# 2005 Nissan Pathfinder High Oil Pressure



## jslatts (Jan 17, 2014)

Hey new to the forum.
I've owned my 2005 Nissan Pathfinder SE Offroad for 14months or so, a little less than 95,000miles.
About 3 days ago I noticed when I accelerate my oil pressure goes to "high". I got home, shut off car and went inside, went out the next day and it was on "high" as soon as I started the PF before I even accelerated. it stays at high until its warmed up then goes to normal until I accelerate, as soon as I get to 2000-2250RPM's the needle is on the high position again.
the ONLY other issues I've had with it was the oil pressure would read low for 5-10min then go to normal for the next week, then say low, then normal for 2 weeks. so I'm completely lost as to what the problem may be.
a buddy said it could be the oil pump but he wasn't 100% sure.
If it is the oil pump, anybody know what it would cost to take to a dealership/auto repair shop?

Thanks


----------



## Outkast (Jan 29, 2006)

replace the oil pressure sending unit, they go bad all the time


----------



## jslatts (Jan 17, 2014)

Any idea of cost?


----------



## Outkast (Jan 29, 2006)

Not expensive at all

Nissan Parts, NISMO and Nissan Accessories - Courtesyparts.com


----------



## jslatts (Jan 17, 2014)

Thanks. I take it, it wont cost much for install?


----------



## Outkast (Jan 29, 2006)

you can do it yourself in about in 10 minutes. Just let it cool cause you will get some oil out of the port cause it is in line to a pressure feed to the heads. just be sure to use a little RTV on the threads. It's located on the passenger side of the block at the front. If you have 4WD it'll be a little cumbersome but still accessible.


----------



## smj999smj (Jan 1, 2006)

Just make sure you get the right one. They used an oil sensor up through 2007 which was a 3-wire and then went to a 2-wire oil pressure switch later. The oil sensor was a bit more money then the switch.


----------



## jslatts (Jan 17, 2014)

According to the website for the part that Outkast sent me. that "sensor" it for the 07-10 the 05-07 sensor is a different part number and its $75.26 (a little more money) but still better than the cost my buddy was thinking with a oil pump.
Just wanna make sure its the right part I need.

This is the part for the 05-07
Nissan Parts, NISMO and Nissan Accessories - Courtesyparts.com

Is this it?


----------



## smj999smj (Jan 1, 2006)

Yeah, that's it. The 05-07 use an oil sensor, which means the gauge is actually a real oil pressure gauge. In 2008, Nissan went from an oil sensor to an oil pressure switch, so the oil pressure gauge is actually a "dummy" gauge.

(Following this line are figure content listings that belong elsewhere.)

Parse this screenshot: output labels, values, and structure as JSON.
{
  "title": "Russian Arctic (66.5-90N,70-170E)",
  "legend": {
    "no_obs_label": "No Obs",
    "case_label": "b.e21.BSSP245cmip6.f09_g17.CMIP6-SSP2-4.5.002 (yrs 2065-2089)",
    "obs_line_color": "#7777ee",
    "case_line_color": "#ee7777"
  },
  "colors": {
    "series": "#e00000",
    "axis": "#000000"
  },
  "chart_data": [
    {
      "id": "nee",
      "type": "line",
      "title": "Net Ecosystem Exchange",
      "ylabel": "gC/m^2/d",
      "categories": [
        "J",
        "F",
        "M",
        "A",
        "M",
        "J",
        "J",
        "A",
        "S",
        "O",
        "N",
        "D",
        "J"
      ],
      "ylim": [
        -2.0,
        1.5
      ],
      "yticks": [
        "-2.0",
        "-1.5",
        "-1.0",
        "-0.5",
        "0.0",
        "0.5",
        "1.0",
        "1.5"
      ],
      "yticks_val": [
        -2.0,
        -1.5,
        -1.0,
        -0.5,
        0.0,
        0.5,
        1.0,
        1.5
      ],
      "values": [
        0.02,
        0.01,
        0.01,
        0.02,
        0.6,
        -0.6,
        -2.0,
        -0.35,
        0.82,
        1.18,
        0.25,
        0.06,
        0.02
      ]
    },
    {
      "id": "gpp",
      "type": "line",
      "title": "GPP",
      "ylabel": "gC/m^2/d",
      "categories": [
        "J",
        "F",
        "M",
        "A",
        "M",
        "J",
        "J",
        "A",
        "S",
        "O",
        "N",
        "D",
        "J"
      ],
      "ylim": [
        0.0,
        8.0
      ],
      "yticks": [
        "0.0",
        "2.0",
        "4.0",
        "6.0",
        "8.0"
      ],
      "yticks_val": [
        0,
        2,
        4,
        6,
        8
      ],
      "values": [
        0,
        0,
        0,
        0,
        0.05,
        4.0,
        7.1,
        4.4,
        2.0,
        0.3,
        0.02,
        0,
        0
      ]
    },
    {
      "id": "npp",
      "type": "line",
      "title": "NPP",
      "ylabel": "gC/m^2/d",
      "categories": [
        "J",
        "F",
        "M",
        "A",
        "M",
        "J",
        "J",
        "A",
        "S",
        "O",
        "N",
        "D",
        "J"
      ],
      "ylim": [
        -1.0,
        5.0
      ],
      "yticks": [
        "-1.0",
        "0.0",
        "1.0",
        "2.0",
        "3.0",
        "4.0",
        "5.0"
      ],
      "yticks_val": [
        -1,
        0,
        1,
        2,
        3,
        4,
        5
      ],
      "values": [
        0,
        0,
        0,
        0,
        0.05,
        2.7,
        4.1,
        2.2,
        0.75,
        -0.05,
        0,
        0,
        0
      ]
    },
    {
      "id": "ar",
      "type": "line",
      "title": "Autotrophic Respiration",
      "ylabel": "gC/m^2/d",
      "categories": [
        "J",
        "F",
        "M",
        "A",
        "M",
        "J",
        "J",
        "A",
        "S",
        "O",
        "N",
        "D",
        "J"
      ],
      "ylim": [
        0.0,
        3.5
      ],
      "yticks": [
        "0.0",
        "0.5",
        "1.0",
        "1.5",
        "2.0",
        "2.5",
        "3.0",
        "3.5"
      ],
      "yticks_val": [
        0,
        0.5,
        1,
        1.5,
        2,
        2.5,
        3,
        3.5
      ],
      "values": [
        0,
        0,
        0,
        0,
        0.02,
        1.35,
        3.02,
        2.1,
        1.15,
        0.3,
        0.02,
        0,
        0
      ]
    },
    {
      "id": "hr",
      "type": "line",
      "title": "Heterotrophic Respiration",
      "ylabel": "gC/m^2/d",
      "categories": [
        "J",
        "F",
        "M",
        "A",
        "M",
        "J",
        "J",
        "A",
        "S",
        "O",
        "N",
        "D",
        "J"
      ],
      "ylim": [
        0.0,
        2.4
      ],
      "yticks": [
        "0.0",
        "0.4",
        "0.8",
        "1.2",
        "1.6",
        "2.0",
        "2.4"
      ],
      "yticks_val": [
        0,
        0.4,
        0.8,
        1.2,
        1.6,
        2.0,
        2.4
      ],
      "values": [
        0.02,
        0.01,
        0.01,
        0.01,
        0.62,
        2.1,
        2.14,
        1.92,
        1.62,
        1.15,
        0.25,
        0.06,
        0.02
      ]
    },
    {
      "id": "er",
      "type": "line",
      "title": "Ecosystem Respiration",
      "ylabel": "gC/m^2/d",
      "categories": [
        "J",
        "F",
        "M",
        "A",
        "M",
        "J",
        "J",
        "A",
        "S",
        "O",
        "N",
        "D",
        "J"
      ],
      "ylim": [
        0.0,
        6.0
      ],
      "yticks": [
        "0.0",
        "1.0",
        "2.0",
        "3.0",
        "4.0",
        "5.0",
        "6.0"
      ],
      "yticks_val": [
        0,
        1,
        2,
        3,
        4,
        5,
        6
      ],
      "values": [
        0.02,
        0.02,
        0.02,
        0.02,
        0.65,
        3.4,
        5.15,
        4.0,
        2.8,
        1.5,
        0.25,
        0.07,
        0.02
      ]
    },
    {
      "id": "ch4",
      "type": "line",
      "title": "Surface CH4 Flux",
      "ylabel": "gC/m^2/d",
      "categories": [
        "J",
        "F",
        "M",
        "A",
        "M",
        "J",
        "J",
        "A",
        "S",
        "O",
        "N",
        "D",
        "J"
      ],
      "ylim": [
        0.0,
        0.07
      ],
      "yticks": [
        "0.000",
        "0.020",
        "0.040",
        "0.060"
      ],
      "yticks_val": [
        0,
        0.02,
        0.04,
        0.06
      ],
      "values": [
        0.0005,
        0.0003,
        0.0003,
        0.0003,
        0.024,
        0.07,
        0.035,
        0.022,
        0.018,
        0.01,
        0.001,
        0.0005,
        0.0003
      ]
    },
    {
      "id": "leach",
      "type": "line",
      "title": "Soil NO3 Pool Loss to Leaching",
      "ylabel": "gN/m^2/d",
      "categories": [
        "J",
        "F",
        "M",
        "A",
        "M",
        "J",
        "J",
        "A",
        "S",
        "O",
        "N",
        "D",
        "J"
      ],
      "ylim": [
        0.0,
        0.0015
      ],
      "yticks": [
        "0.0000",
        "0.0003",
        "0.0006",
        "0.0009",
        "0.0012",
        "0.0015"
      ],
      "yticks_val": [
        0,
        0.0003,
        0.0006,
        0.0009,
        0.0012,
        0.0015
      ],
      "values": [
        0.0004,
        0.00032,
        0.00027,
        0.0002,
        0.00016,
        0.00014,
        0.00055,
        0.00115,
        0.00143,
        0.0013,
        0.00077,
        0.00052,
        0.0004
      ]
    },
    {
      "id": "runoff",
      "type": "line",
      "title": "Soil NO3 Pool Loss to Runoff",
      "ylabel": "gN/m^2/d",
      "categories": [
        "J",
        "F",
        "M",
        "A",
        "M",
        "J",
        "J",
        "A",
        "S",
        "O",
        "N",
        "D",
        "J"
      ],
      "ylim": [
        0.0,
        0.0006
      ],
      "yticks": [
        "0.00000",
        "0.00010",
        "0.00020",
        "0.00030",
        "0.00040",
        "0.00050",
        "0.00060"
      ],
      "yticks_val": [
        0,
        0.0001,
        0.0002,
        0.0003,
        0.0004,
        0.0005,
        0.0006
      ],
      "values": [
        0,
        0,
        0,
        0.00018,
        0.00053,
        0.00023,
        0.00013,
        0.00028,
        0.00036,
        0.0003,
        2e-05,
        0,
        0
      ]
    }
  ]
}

If the oil pressure is okay, the needle will be in the middle; if the oil pressure is too low, it will drop to zero. If the circuit or switch is shorted to ground, it will all the way to "high."


----------



## Brianautogst (Feb 13, 2020)

I have a 2005 Nissan Pathfinder 4x4 SE.
I recently got this same issue where the oil pressure guage was stuck on high. I went to the dealer to get a OEM Oil Pressure Switch . Disconnected battery. When the car is lifted. The part is located before you get to the oil drain plug. I marked it in a picture for you guys. You need a 24mm socket to take off the switch. You will need drain oil before you start. The new part is on the left of the picture. I made sure I put teflon, and high temp gasket silicon on it to prevent a oil leak. Put the new one on snug but dont over tighten it, because these are easy to break. I spent $112USD for the part from dealer. Autozone charges around $70 to $90 bucks depending on where you live for the Duralast brand. But I'd recommend getting a OEM part when it comes to these parts. The oem part number is posted as well that came with the part.


----------